Now, Democrats will say this is the president's pattern – he’ll let the Christian conservatives take the hard line and do the politics, if you will, and he will be able to stand on the side and say, “I wouldn’t quite say it that way.” Bottom line however is, he did separate himself from people who suggested these nominees were being blocked because of their faith.

MSNBC: What about the energy policy? Did he offer any relief at the pump for people who are dealing with soaring gasoline prices?

Russert: The White House believes this is the real damaging sleeper issue which is causing the president's poll numbers to go down dramatically. People are spending $50-60 to fill up their minivans and their station wagons and their cars and there is no fix in sight.

You can do some long-term planning.
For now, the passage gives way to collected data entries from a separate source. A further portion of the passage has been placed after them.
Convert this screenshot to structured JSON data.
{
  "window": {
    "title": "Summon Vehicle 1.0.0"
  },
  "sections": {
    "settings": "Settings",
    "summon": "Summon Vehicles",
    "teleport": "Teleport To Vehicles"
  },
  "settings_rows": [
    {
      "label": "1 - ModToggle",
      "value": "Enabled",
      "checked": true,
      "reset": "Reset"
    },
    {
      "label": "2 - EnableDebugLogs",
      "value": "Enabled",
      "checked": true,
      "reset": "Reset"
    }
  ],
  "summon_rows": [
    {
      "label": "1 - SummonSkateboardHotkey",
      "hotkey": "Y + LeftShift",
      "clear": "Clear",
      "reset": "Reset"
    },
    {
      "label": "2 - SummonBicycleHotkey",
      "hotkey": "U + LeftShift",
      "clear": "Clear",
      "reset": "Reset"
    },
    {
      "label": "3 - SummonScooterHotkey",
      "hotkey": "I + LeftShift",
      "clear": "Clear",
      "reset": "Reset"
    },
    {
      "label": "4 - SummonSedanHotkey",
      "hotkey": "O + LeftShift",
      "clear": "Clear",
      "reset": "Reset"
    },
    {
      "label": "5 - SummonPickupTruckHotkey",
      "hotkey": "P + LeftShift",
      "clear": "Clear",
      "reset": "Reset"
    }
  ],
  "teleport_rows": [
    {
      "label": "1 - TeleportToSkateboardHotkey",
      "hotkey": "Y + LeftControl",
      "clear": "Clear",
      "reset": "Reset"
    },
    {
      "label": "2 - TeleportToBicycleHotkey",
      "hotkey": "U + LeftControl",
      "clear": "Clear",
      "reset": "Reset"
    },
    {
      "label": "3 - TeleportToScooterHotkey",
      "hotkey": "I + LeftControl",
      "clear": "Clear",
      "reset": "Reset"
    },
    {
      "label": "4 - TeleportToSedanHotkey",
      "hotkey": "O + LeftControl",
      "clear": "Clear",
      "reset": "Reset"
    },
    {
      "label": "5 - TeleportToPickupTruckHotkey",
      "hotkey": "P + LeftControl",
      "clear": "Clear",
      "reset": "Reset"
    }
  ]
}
The president had a plan and the Democrats will have alternatives. But the simple fact is, a long as we are hostage to foreign oil, these prices will remain very high because of the demand that China is making. It's supply and demand. Right now there is a scarcity.

MSNBC: We have an energy problem, Medicare, Social Security and the deficit concerns.  You look at all the problems America has and we have lots of arguments.  But why don’t we seem to make very much progress in resolving those issues?

Russert: It’s what I hear all across the country:  “Why can’t people sit down and work these things out together?”

But it seems as if there’s a lack of willingness to be open and treat the American people as grownups, saying, “This is the problem, let us define it for you and these are the alternative solutions.  Which one do you think works?”

There’s no quick-fix here.  There’s nothing that’s easy. There’s nothing that’s free.  This is a complicated business governing some 280 million people.

MSNBC:  Who will we see on Meet the Press Sunday morning?

Russert:  We’re going to tackle these issues with White House Chief of Staff Andrew Card and lay out the president’s plan.  Then we’ll have congressional reaction with Connecticut Democratic Senator Chris Dodd and Virginia’s Republican Senator George Allen, who wants to run for president.  We’re going to put it on the table.  What are we going to do?  How can we get it fixed?  Can we work together?  Then we have North Korea problem.  It appears the North Koreans now have the capability of miniaturizing a nuclear bomb, putting it on a missile and reach our shores.  These are not easy problems.